Lorsque vous avez besoin de voir la situation dans son ensemble, il est parfois préférable de revenir à vos racines. Assassin’s Creed Origins prend cette pensée à cœur et s’engage dans le monde transparent et dynamique de l’Egypte ancienne. Bien que ce mouvement montre des lueurs d’un avenir meilleur pour la série, il devient également clair que son gameplay de base et la présentation ont quelques difficultés à suivre le rythme et l’échelle de la nouvelle.

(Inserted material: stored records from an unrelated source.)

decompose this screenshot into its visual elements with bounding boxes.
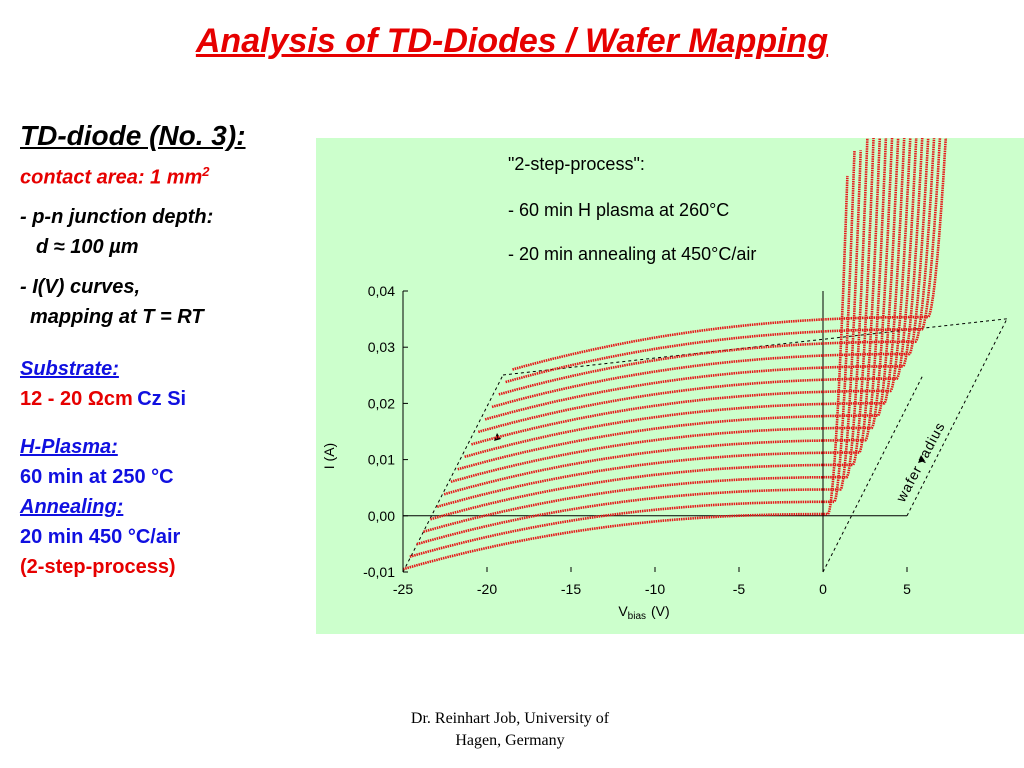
iv-curve [457,73,902,471]
footer-credit: Dr. Reinhart Job, University of Hagen, G… [380,708,640,752]
iv-curve [505,0,949,384]
substrate-resistivity: 12 - 20 Ωcm [20,387,133,410]
x-axis-label-main: V [618,603,628,619]
annotation-line-2: - 60 min H plasma at 260°C [508,200,729,220]
iv-curve [402,175,849,571]
y-tick-label: 0,02 [368,395,395,411]
x-tick-label: -5 [733,581,746,597]
depth-edge-zero [822,374,924,573]
substrate-heading: Substrate: [20,357,119,380]
wafer-radius-label: wafer radius [892,419,948,505]
iv-curve [484,23,929,421]
chart-curves [402,0,955,571]
iv-chart: -0,01 0,00 0,01 0,02 0,03 0,04 -25 -20 -15 -10 -5… [321,0,1008,622]
info-panel: TD-diode (No. 3): contact area: 1 mm2 - … [20,120,320,582]
iv-curve [423,125,870,533]
page-title: Analysis of TD-Diodes / Wafer Mapping [195,22,829,60]
x-axis-label-unit: (V) [651,603,670,619]
chart-panel: -0,01 0,00 0,01 0,02 0,03 0,04 -25 -20 -15 -10 -5… [316,0,1024,634]
pn-junction-line2: d ≈ 100 µm [36,235,139,258]
x-tick-label: -10 [645,581,665,597]
iv-curve [491,0,936,409]
y-tick-label: 0,00 [368,508,395,524]
hplasma-heading: H-Plasma: [20,435,118,458]
iv-curve [512,0,955,371]
x-tick-label: 0 [819,581,827,597]
annotation-line-3: - 20 min annealing at 450°C/air [508,244,756,264]
depth-arrow-left [494,433,501,441]
diode-heading: TD-diode (No. 3): [20,120,246,151]
annealing-heading: Annealing: [20,495,124,518]
x-axis-ticks: -25 -20 -15 -10 -5 0 5 [393,567,911,597]
contact-area: contact area: 1 mm2 [20,164,320,190]
contact-area-sup: 2 [202,164,210,179]
iv-curve [430,124,876,521]
x-axis-label-sub: bias [628,611,646,622]
y-tick-label: 0,04 [368,283,395,299]
substrate-value: 12 - 20 Ωcm Cz Si [20,388,186,410]
iv-curves-line2: mapping at T = RT [30,305,204,328]
y-tick-label: 0,03 [368,339,395,355]
iv-curve [450,75,896,484]
hplasma-value: 60 min at 250 °C [20,465,174,488]
x-tick-label: 5 [903,581,911,597]
y-axis-label: I (A) [321,443,337,469]
iv-curve [464,50,910,459]
iv-curve [436,100,883,509]
iv-curve [416,150,862,546]
annealing-value: 20 min 450 °C/air [20,525,181,548]
iv-curve [443,99,889,496]
process-annotation: "2-step-process": - 60 min H plasma at 2… [508,154,756,264]
pn-junction-line1: - p-n junction depth: [20,205,214,228]
contact-area-text: contact area: 1 mm [20,166,203,189]
iv-curves-line1: - I(V) curves, [20,275,141,298]
x-tick-label: -20 [477,581,497,597]
iv-curve [409,150,856,558]
chart-frame [402,291,1008,573]
x-tick-label: -15 [561,581,581,597]
process-label: (2-step-process) [20,555,176,578]
y-tick-label: -0,01 [363,564,395,580]
x-tick-label: -25 [393,581,413,597]
iv-curve [498,0,942,396]
depth-arrow-right [918,455,925,463]
substrate-material: Cz Si [137,387,187,410]
y-tick-label: 0,01 [368,452,395,468]
depth-edge-right [906,318,1008,517]
y-axis-ticks: -0,01 0,00 0,01 0,02 0,03 0,04 [363,283,408,580]
x-axis-label: Vbias (V) [618,603,669,622]
footer-line-2: Hagen, Germany [455,732,565,749]
iv-curve [477,25,923,434]
iv-curve [471,48,916,446]
footer-line-1: Dr. Reinhart Job, University of [410,710,610,727]
annotation-line-1: "2-step-process": [508,154,645,174]
depth-edge-left [402,374,504,573]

un retour au origine du jeu Assassin’s Creed

Brisant les frontières entre la préquelque et la suite, Assassin’s Creed Origins nous ramène au début de la Fraternité des Assassins, tout en jetant les bases d’une nouvelle histoire contemporaine. Vous incarnez Bayek, un ranger de Medjay qui s’engage dans une quête de vengeance contre un ordre mystérieux qui date d’avant les Templiers. Traversant des chemins avec des personnages historiques tels que Cléopâtre et Jules César, Bayek parcourt les terres denses et variées de l’Afrique du Nord. Il se faufilera, pillera et poignardera des personnalités clés du monde social et politique égyptien, ce qui entraînera plusieurs conséquences imprévues pour l’avenir du Royaume, jusqu’aux événements actuels.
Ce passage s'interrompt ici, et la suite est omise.